FICG 58: Roublond se distingue et triomphe

CULTURE. Au vu des nombreux prix dévoilés avant de découvrir le lauréat du trophée Fabienne lors du Grand concours Hydro-Québec, la lutte s’annonçait serrée entre Aleksi Campagne et Roublond, tous deux repartis avec plusieurs bourses et distinctions. C’est finalement ce dernier qui a été déclaré vainqueur de la 58e édition du Festival international de la chanson de Granby (FICG), dimanche soir.

Le Shawiniganais semblait se diriger vers un sans-faute lors de sa performance en finale. Son déhanchement, sa confiance et la variation maîtrisée de sa voix étaient pratiquement parfaits.

Il a toutefois commis une sérieuse bourde dans la conclusion de sa dernière chanson (J’ai juste pensé) en chantant faux sur des notes aiguës, ce qui pouvait potentiellement compromettre ses chances de gagner.

“Après ma performance, je me suis dit: “wow, ça s’est bien passé, peut-être que je vais l’avoir [la victoire] malgré mon erreur”. Je m’étais aussi préparé à un scénario où je ne l’emportais pas”, a déclaré l’artiste, de son vrai nom Elliot Lavergne.

Se distinguer, le point tournant

Aleksi Campagne s’avérait le choix sécuritaire, lui qui a été le finaliste ayant le plus limité les erreurs et qui a impressionné avec son violon, des guitares et une station de loops.

Le folk dominait le festival, avec la moitié des participants associés à ce genre musical lors des demi-finales, puis trois des cinq finalistes par la suite. Roublond arrivait avec une proposition hors du commun mêlant notamment de la pop, du rock, du trap et de l’électro. Une palette “indescriptible”, selon les mots de l’animatrice Catherine-Audrey Lachapelle.

“Ça me donne espoir [de gagner avec cette proposition-là]. J’ai compris depuis tout-petit que je voulais faire de la musique avant-gardiste, a expliqué l’artiste de 21 ans. Je m’inspire de tellement de formes d’art, que ce soit dans les genres musicaux ou en poésie. On peinture ça en style. Bref, j’ai réussi mon objectif premier qui était de faire quelque chose d’accessible.”

Pas pressé

À court terme, le vainqueur de cette 58e édition du FICG ne prévoit sortir ni single ni album. Il compte “investir dans la recherche musicale” avec une partie de sa bourse de 25 000 $ pour s’assurer de faire un “travail de qualité”.

“Je ne sais pas comment ça va se manifester, mais j’ai besoin d’être inspiré. J’ai envie de travailler avec des gens inspirants. L’important, ça va être de m’entourer des bonnes personnes pour construire une carrière qui va me satisfaire”, a-t-il indiqué.

Un point positif… et des déceptions

Chez les trois autres finalistes, soit Système Féodal, Alexandrine Larson et Sylvie Walker, la soirée a été quelque peu pénible.

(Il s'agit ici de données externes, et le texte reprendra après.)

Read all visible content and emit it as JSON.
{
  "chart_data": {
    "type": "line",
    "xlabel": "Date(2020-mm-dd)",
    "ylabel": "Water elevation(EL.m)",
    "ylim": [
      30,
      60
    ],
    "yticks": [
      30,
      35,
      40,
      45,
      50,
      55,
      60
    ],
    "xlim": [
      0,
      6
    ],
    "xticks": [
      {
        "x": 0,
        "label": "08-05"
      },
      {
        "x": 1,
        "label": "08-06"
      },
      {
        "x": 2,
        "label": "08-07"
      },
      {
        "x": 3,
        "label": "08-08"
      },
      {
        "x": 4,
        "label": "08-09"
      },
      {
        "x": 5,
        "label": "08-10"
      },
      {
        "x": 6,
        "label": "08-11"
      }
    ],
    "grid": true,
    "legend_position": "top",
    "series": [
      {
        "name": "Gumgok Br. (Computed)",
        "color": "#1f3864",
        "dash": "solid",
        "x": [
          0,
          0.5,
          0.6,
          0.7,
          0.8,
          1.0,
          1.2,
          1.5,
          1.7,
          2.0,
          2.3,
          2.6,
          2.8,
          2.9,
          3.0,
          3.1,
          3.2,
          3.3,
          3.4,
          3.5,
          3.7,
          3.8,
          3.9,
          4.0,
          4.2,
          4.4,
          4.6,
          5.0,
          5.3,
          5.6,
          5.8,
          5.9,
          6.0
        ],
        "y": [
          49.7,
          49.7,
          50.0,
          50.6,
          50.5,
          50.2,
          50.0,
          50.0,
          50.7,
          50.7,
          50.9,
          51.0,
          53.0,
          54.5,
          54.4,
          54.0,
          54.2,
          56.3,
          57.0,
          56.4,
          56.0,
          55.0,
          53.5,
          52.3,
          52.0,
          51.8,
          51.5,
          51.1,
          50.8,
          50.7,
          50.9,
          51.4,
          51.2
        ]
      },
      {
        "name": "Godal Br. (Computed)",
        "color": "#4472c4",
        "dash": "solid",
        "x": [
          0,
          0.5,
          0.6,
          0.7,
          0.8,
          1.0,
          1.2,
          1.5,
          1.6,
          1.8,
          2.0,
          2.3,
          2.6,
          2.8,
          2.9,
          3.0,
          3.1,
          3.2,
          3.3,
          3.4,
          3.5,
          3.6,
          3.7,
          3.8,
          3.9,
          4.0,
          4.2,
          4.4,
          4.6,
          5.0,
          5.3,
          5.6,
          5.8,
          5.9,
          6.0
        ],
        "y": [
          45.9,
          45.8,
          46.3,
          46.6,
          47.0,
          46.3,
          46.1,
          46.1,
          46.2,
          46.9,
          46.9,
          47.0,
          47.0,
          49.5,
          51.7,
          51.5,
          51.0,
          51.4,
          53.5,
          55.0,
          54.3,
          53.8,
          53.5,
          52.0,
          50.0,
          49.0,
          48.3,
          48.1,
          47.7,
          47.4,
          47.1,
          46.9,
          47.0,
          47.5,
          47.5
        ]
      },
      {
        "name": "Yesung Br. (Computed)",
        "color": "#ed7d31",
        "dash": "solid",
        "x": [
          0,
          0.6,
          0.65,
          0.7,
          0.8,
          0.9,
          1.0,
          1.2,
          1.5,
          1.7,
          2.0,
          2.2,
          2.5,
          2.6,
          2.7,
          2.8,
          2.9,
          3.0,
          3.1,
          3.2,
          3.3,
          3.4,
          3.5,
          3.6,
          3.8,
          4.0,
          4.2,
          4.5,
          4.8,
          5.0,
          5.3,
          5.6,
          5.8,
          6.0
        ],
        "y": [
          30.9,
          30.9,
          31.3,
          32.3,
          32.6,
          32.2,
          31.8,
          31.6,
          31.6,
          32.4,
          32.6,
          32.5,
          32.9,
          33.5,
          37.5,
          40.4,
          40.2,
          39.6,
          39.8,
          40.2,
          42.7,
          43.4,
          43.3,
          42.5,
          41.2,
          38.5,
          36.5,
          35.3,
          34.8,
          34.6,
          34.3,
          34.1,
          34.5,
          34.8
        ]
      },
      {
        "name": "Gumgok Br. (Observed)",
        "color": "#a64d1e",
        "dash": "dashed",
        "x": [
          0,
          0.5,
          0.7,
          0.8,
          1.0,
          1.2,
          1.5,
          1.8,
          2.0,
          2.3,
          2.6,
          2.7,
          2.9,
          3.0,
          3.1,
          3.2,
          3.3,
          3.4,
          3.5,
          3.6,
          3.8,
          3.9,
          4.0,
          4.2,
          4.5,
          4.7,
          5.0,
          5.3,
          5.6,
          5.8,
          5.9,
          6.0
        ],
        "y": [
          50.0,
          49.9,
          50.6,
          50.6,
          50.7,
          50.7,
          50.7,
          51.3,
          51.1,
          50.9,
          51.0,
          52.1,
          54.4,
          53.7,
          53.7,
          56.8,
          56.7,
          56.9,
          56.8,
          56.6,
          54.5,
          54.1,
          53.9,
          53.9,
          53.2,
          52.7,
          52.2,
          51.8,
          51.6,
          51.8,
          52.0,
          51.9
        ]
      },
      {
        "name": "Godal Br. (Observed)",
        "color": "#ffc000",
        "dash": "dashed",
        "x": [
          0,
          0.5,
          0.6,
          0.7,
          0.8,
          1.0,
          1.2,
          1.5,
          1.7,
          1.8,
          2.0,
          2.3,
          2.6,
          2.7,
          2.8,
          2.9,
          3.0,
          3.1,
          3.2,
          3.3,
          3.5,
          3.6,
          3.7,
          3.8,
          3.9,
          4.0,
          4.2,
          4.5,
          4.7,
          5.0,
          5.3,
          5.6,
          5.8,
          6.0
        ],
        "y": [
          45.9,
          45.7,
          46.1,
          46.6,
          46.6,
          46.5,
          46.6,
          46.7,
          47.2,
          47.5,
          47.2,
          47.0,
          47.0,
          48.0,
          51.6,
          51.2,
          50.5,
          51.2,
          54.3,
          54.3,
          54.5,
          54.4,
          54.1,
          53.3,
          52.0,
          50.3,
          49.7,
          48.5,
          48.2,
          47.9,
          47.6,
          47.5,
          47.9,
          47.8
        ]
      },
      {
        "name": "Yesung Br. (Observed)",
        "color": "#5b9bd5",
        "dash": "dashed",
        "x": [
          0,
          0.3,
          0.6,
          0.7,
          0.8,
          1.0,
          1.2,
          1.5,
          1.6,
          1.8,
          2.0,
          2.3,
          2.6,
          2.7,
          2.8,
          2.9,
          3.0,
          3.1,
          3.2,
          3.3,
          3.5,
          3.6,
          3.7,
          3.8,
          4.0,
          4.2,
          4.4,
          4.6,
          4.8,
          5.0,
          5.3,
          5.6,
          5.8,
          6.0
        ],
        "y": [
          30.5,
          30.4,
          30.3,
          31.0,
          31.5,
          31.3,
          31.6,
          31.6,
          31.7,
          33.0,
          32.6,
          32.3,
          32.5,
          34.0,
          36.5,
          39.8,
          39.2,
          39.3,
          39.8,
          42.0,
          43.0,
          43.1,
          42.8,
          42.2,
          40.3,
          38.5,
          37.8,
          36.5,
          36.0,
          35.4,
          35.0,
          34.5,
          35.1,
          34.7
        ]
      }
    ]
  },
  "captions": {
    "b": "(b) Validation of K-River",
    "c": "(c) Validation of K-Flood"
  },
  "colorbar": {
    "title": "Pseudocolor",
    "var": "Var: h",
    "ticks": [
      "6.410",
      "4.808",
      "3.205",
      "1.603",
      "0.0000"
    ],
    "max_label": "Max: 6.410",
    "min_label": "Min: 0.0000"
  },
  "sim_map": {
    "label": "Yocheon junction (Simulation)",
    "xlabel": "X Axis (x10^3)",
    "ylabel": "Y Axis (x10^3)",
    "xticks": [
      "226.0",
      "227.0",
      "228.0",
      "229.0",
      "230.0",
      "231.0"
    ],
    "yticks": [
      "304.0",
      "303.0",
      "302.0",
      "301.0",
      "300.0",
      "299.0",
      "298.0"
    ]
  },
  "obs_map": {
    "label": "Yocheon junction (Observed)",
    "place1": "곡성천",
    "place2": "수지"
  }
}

Tous ont régressé par rapport à leur prestation aux demi-finales, sauf Sylvie Walker.

La Fransaskoise a enfin répondu aux attentes placées en elle. La femme de 32 ans était plus confiante, tandis que les variations dans sa voix étaient mieux maîtrisées, rendant son interprétation moins monotone.

Toutefois, sa guitare paraissait à nouveau inaudible sur son deuxième morceau (Dormir avec le diable), en plus de gâcher sa belle lancée sur sa pièce suivante (Eveline) après deux gaffes majeures. En effet, elle a joué quelques fausses notes à la guitare à un moment, avant d’oublier également quelques paroles.

Dans le cas du groupe Système Féodal et de l’autrice-compositrice-interprète Alexandrine Larson, ils ont semblé méconnaissables.

Le quintette de métal progressif ne ressemblait en rien à ce qui leur a valu le vote du public vendredi dernier. D’impeccables à méconnaissables, les garçons de la formation semblaient largement moins confiants…et ça se sentait sur scène, où ils paraissaient peu inspirés. Ils ont multiplié les fausses notes à la guitare et à la batterie, tandis que son chanteur Paul-Étienne Paquin s’est montré incapable d’atteindre les mêmes tonalités aiguës franchies pendant les demi-finales.

Alexandrine Larson s’était elle aussi démarquée et figurait parmi les favorites pour remporter les grands honneurs. Hésitante à quelques moments, la Montréalaise a malheureusement laissé le stress s’emparer de son corps, ruinant toute chance de triomphe.